On December 24th, Dovey Wan explained via another tweet via it was so difficult to search Chinese social media to get more information about these alleged layoffs:
There lots of Chinese coverages already feel free to verify.
PS. Lots of early messages are from wechat/zhihu/weibo/xinqiu/maimai that are not openly searchable even via Baidu in Chinese, that makes China local news difficult to propagate outside (thanks to GFW too) 🧐
— Dovey Wan 🦖 (@DoveyWan) December 24, 2018
Apparently, one verified Bitmain staff member posted the following reply to the aforementioned thread in Maimai: “It’s affirmative. The layoff will start next week and involves more than 50 percent of the entire Bitmain’s headcount.”
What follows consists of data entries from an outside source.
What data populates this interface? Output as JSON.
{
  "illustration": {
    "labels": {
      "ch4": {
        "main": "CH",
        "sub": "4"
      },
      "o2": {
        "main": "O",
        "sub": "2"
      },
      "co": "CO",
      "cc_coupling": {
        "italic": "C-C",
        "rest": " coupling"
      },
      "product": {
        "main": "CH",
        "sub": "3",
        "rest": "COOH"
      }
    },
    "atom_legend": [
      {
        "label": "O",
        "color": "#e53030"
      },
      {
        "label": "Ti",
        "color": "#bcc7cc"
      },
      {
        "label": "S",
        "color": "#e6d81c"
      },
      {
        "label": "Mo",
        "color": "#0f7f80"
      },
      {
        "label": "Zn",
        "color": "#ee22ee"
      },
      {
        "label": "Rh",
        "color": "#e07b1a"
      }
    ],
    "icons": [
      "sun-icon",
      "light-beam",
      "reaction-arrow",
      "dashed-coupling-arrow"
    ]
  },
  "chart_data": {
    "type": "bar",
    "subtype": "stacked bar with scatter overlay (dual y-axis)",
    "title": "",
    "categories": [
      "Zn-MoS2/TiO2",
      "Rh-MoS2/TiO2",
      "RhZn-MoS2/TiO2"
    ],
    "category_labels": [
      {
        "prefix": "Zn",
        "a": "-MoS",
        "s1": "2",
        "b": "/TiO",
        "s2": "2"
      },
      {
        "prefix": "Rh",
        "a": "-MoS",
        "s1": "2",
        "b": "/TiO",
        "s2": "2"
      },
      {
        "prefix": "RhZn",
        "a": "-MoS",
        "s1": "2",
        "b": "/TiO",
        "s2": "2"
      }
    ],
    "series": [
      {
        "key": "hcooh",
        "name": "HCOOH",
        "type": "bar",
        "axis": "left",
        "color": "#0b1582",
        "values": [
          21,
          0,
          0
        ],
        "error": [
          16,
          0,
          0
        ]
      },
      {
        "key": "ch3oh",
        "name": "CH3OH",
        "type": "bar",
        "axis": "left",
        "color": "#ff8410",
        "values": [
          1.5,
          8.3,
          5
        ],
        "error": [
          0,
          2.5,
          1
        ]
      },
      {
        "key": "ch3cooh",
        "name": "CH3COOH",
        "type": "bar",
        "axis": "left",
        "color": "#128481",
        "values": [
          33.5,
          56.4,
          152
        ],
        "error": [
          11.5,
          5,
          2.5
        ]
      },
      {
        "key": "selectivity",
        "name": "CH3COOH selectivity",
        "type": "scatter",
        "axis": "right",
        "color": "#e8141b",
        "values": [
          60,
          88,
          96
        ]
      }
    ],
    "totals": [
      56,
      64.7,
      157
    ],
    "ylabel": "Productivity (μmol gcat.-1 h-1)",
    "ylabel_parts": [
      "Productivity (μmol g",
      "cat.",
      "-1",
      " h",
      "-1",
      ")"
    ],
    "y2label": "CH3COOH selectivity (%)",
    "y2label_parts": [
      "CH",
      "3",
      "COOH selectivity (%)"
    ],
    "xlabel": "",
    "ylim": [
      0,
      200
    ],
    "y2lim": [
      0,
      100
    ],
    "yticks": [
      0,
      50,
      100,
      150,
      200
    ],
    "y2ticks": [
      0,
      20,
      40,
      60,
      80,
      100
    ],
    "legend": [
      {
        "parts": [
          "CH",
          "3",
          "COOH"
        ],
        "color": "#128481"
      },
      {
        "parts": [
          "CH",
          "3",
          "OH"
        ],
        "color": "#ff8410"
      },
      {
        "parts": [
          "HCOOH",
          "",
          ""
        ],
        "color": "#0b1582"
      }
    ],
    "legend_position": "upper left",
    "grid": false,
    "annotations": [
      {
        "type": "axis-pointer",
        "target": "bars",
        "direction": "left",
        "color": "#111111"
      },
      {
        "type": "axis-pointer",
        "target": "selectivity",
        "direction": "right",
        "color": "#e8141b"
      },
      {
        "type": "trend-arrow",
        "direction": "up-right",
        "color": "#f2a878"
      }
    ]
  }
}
Coindesk says that one anonymous source who is a Bitmain employee confirmed to them that layoffs are currently taking place, but that it was hard to ascertain at this stage exactly what percentage of the staff would be let go:
“This is an operational adjustment. Some projects will be entirely gone so it’s hard to calculate a precise percentage at this stage… It’s not hard to infer which division is suffering the most. Bitmain’s core business is making miners. Other business lines are just blockchain and artificial intelligence… There’s also some adjustment on the mining equipment business line. For the firm as a whole, it’s going to reduce redundancy to increase operational efficiency.”
The same source added that even if there had not been declining cryptocurrency prices this year, it was almost inevitable that there would be layoffs at some point given the very rapid growth in employee count that Bitmain experienced during the year:
“Now Bitmain has about 3,100 people, even several hundreds more than what was disclosed in the IPO prospectus in September. But there were only about 1,000 people at the beginning of the year.”